Other expansion cards: USB; Netgear RJ45 10/100 Ethernet
Peripherals: IBM Model M and IntelliMouse Explorer, both PS/2
- Reading the manual
- Installing a new Dallas RTC module with battery holder (DS1687-5 compatible one from glitchworks. The datasheet showed it as pin-compatible the DS12B887, which was installed before, so please tell me if I've fudged anything here!)

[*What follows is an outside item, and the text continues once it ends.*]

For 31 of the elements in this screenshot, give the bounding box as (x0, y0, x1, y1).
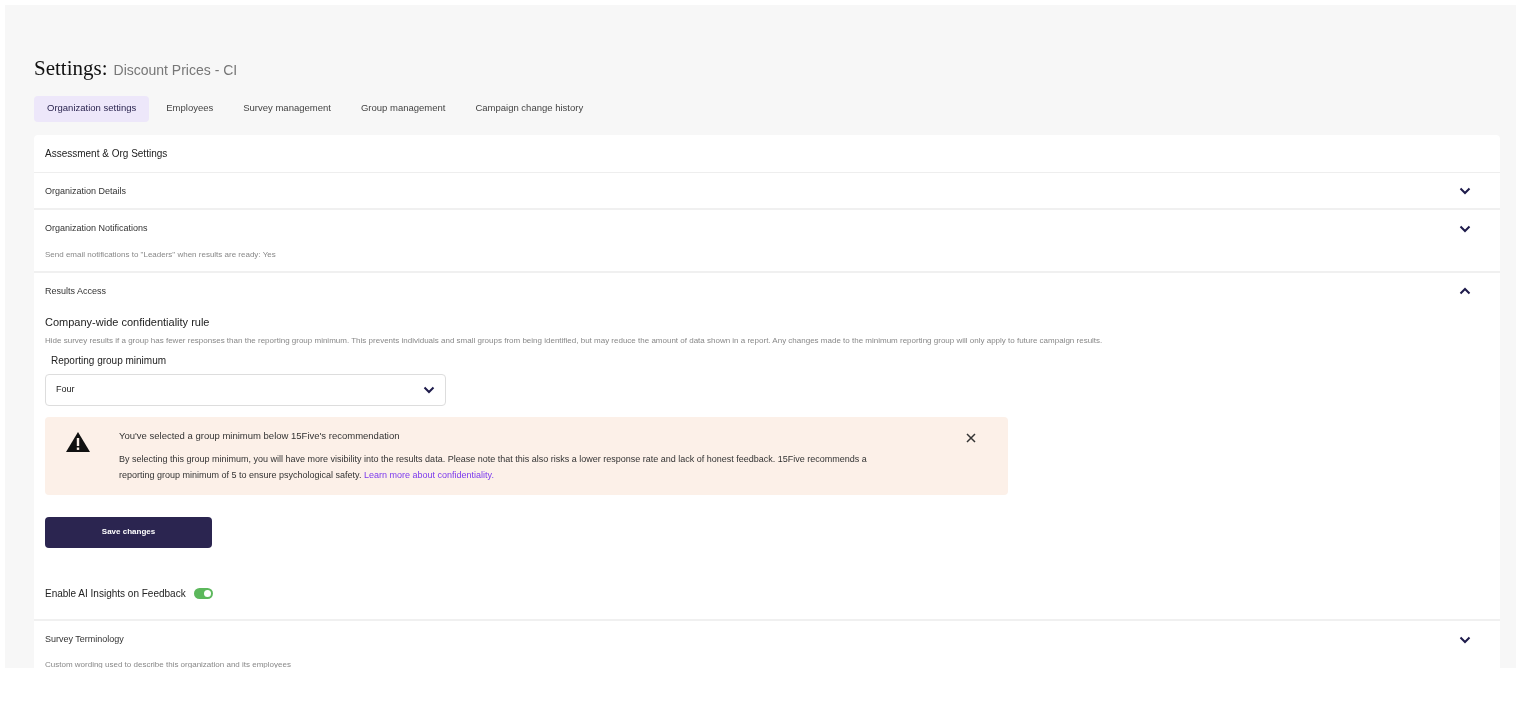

- Flashing all the BIOS versions available (1.4, 1.4d, 1.5) with no change in results, aside from 1.4 booting much slower and generally being worse at doing so
- Swapping out the floppy drive, HDD, and DVD-ROM drive
- Using different installation media, in case of astronomically bad discs
- Resetting CMOS settings to BIOS defaults and to setup defaults
- Clearing CMOS data entirely, via jumpers, software, and Uniflash 1.40
- Removing all expansion cards except for the SiS 6326 video card
- Swapping the SiS video card for an older Trident VGA card
- Setting the jumpers to run the CPU at 166Mhz instead of 200Mhz
- Disabling the L2 cache
- Swapping the memory, installing only one bank of SIMMs, changing memory from 60ns to 70ns, almost everything RAM-related
- Loading the Intel PIIX Bus Master driver from an F6 floppy, while loading the NT4.0 installer
- Re-seating all possible connectors
- Booting an installer with the HDD, optical, or floppy drive completely disconnected (depending on which media it's run from to begin with)
- Precopying the Windows 2000 installation files onto the hard disk from in Windows 98SE, and attempting to boot the installer from there
Other observations:
- Attempting to boot a different machine's hard disk with Windows 2000 already installed also freezes, with the loading bar full. Guessing during ntoskrnl initialization, it panics or something.
- When the NT4.0 installation freezes, the top half of the screen is blue and the bottom half is black. There is no text, no seams, nothing but these two solid colors. The floppy I/O LED stays lit.
- TinyCore Linux i386 works perfectly fine. The graphical desktop, common shell commands, and drivers for the NIC all seem to work without issue.
- I am grateful for any help or second opinions. I will provide pictures of the hardware/screen, elaborate on specs of parts as needed, etc., as needed.